Some time ago, I wrote a post about the joy of seeing movies at the Avalon Theater. I also mentioned how the beautiful ceiling mural of Mercury bringing films to the world was peeling and looked in dire need of attention. A couple of days after the post went live, I got an email from Walt Irby, who does marketing for the Avalon, and who told me about how just a couple of days after I saw Nora’s Will, the ceiling mural had been restored to its original beauty. He also invited me to come down and take a look for myself.

Bill Oberdorfer, the Executive director of the Avalon, was so very kind and obliging, and gave a friend of mine and me a tour of the Avalon.  He also filled me in on all the work it’s taken to restore the theater– now an institution in Chevy Chase, in addition to being a neighborhood friend.  He told me about how the crew at Metro Painters was incredibly accommodating; how the artist who restored the mural, Kim Abraham, had to accomplish his part in the restoration of the mural in one single night.  He told me about having to wait until the last screening and all the sweat, effort and suspense associated with getting the large cranes in and out of the theater, through small doorways not designed for these kinds of jobs.

It’s easy to forget that in a time not so long ago,neighborhoods had theaters which had one or two screens and which were part of the beating heart of a community.  The places were beautifully appointed and intimate, especially if you compare them to the impersonal and temple-like multiplexes that have cropped up both in suburbia and all over the city within the past ten to twenty years.  People want larger seats! more concession stands!  more screens! the IMAX experience! amazing throbbing surround sound!  The small neighborhood cineplex cannot compete with the super-sized American experience.  Thank goodness for the artistic eye and for the increasing value of nostalgia, then, which allows little urban gems such as the Avalon theater to be rescued from either demolition, neglect, or the certain purgatory that comes from repurposing a space for doctors’ offices, a drugstore, or a mall.

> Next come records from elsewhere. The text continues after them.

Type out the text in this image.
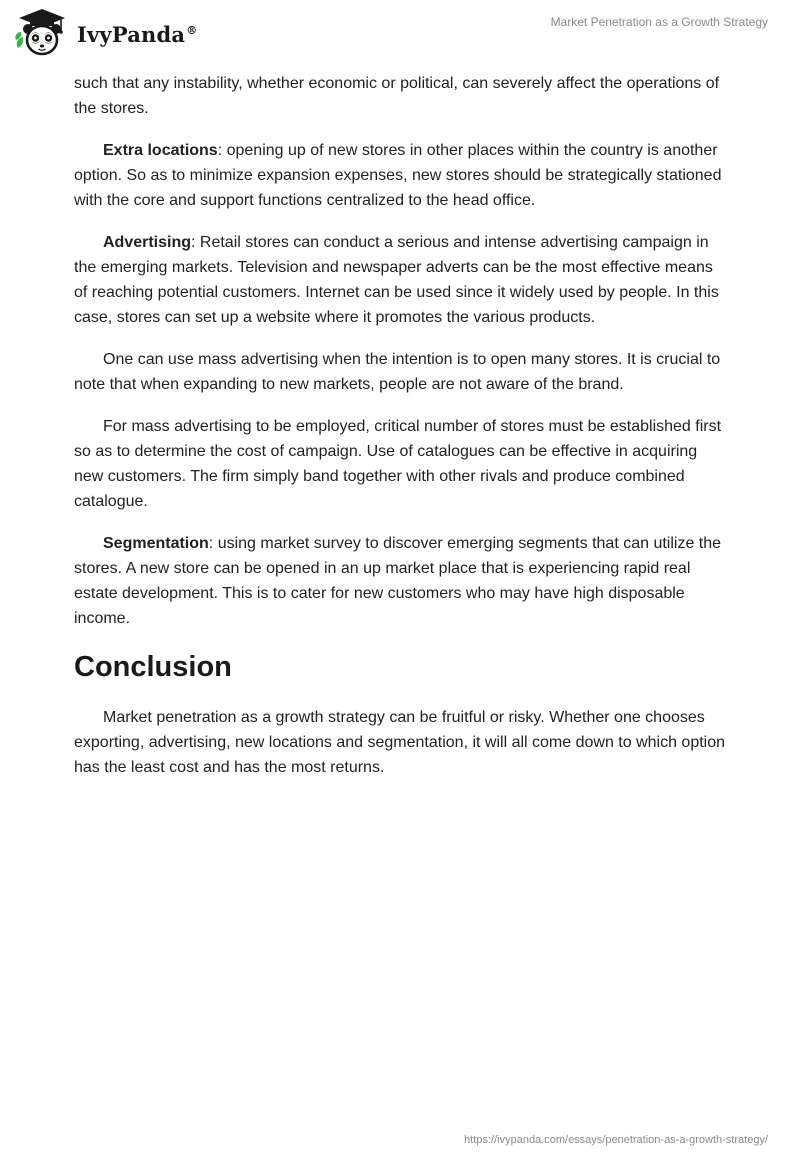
IvyPanda®
Market Penetration as a Growth Strategy

such that any instability, whether economic or political, can severely affect the operations of the stores.

Extra locations: opening up of new stores in other places within the country is another option. So as to minimize expansion expenses, new stores should be strategically stationed with the core and support functions centralized to the head office.

Advertising: Retail stores can conduct a serious and intense advertising campaign in the emerging markets. Television and newspaper adverts can be the most effective means of reaching potential customers. Internet can be used since it widely used by people. In this case, stores can set up a website where it promotes the various products.

One can use mass advertising when the intention is to open many stores. It is crucial to note that when expanding to new markets, people are not aware of the brand.

For mass advertising to be employed, critical number of stores must be established first so as to determine the cost of campaign. Use of catalogues can be effective in acquiring new customers. The firm simply band together with other rivals and produce combined catalogue.

Segmentation: using market survey to discover emerging segments that can utilize the stores. A new store can be opened in an up market place that is experiencing rapid real estate development. This is to cater for new customers who may have high disposable income.

Conclusion

Market penetration as a growth strategy can be fruitful or risky. Whether one chooses exporting, advertising, new locations and segmentation, it will all come down to which option has the least cost and has the most returns.

https://ivypanda.com/essays/penetration-as-a-growth-strategy/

It doesn’t cease to amaze what a group of people working together on a vision can accomplish.  Even though the work of restoring a theater has been a prolonged and at times complicated affair –because painting the ceiling of a ramped surface requires not just a willing crew, but also creativity and two scissor ladders to actually complete the job, for instance– people are still willing to get capital grants and raise funds and rally behind a cause out of altruism and love for the place they live in– even if it seems a little silly to some to preserve a theater which was built before a lot of modern comforts were not just a luxury but perceived as an ever-expanding bill of rights for movie audiences.

This reminds me: the Avalon Theater’s next mission is to get an elevator!  Go watch a movie at this little gem, and help them become ADA compliant!  Because everyone has a right to enjoy a movie the way movies were meant to be enjoyed: in an intimate venue where you can immerse yourself in the whole experience in a unique, local way.